Вас останавливает прохожий посреди Лондона: "Мне нужен Фулем". "Электростанция? Резиденция епископа? Футбольный клуб?" Имена двоятся, троятся. Вот вам стаканчик с игральными костями, только - чтобы узнать, как легла фишка, нужно сделать бросок.
Он неспешно направился на Юнион Сквер, в "Barnes Noble".
Книжные магазины - чем они больше, тем легче в них затеряться. Ближе к закрытию находишь какой-нибудь тихий закуток, затаишься там, покуда все не уйдут - и принимайся пожирать книги, как червь-книготочец. Ловили его крайне редко. За все годы было лишь четыре случая, когда его поймали за чтением в магазине. Поймали - и отпустили на все четыре стороны.

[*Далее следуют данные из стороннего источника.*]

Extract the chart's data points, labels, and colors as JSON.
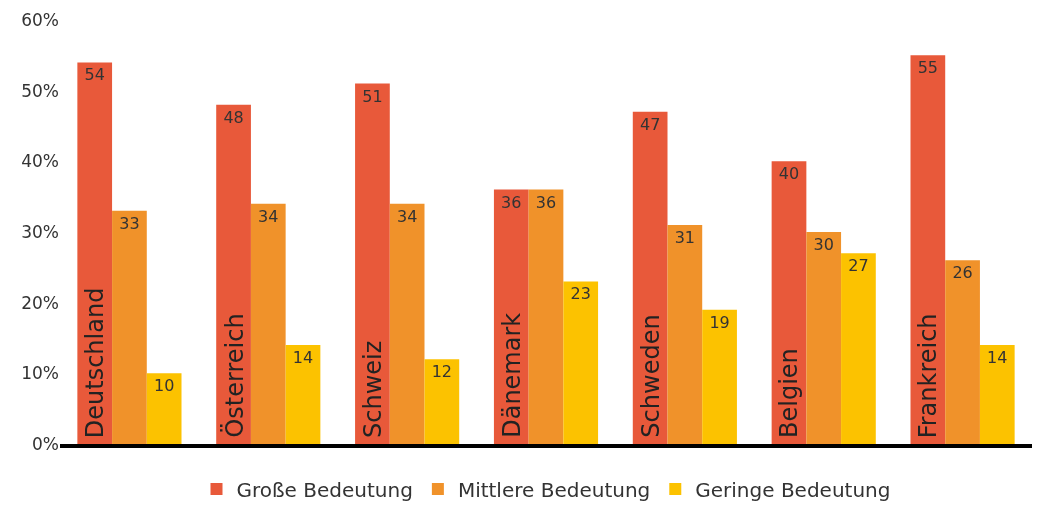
{
  "chart_data": {
    "type": "bar",
    "categories": [
      "Deutschland",
      "Österreich",
      "Schweiz",
      "Dänemark",
      "Schweden",
      "Belgien",
      "Frankreich"
    ],
    "series": [
      {
        "name": "Große Bedeutung",
        "color": "#e8593a",
        "values": [
          54,
          48,
          51,
          36,
          47,
          40,
          55
        ]
      },
      {
        "name": "Mittlere Bedeutung",
        "color": "#f0922a",
        "values": [
          33,
          34,
          34,
          36,
          31,
          30,
          26
        ]
      },
      {
        "name": "Geringe Bedeutung",
        "color": "#fcc200",
        "values": [
          10,
          14,
          12,
          23,
          19,
          27,
          14
        ]
      }
    ],
    "ylim": [
      0,
      60
    ],
    "yticks": [
      {
        "value": 0,
        "label": "0%"
      },
      {
        "value": 10,
        "label": "10%"
      },
      {
        "value": 20,
        "label": "20%"
      },
      {
        "value": 30,
        "label": "30%"
      },
      {
        "value": 40,
        "label": "40%"
      },
      {
        "value": 50,
        "label": "50%"
      },
      {
        "value": 60,
        "label": "60%"
      }
    ],
    "data_labels": true,
    "legend": "bottom"
  }
}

Во взглядах их было что-то такое... Ему даже думать об этом не хотелось. Для них он был то ли незадачливым грабителем, которому не хватило элементарных навыков ограбить книжную лавку, то ли вконец опустившимся беднягой, из тех, у кого не хватило сил остаться на плаву, - в любом случае, им хотелось побыстрее от него отделаться. Только эта девица в "Nuneaton" вызвала полицию. "Я вызываю полицию" - прошипела она. Ему ничего не стоило тогда дать деру, но вместо этого он лениво ждал стражей порядка, - и все это время никак не мог взять в толк, зачем ей понадобилось объявлять о звонке в полицейский участок: будь у него какие преступные замыслы или снедай его чувство вины, эти слова только подлили бы жару в огонь. Не убежал же он в тот раз просто потому, что ему некуда было бежать. Он прочитал страниц двадцать из "Юг и Север", прежде чем на пороге лавки возникли блюстители закона. Их лица заметно вытянулись, когда выяснилось, что в его действиях не обнаруживается ничего, что позволяло бы квалифицировать происшедшее как причинение материального ущерба, насильственное вторжение или кражу. "А больше тут ничего не придумаешь", - развел руками один из них - и действительно, что тут можно было придумать.
Его застали врасплох. Можно было извлечь на свет какую-нибудь подходящую сентенцию и выйти, брякнув первое, что взбредет на ум, а можно было судорожно соображать, что бы такое сказать.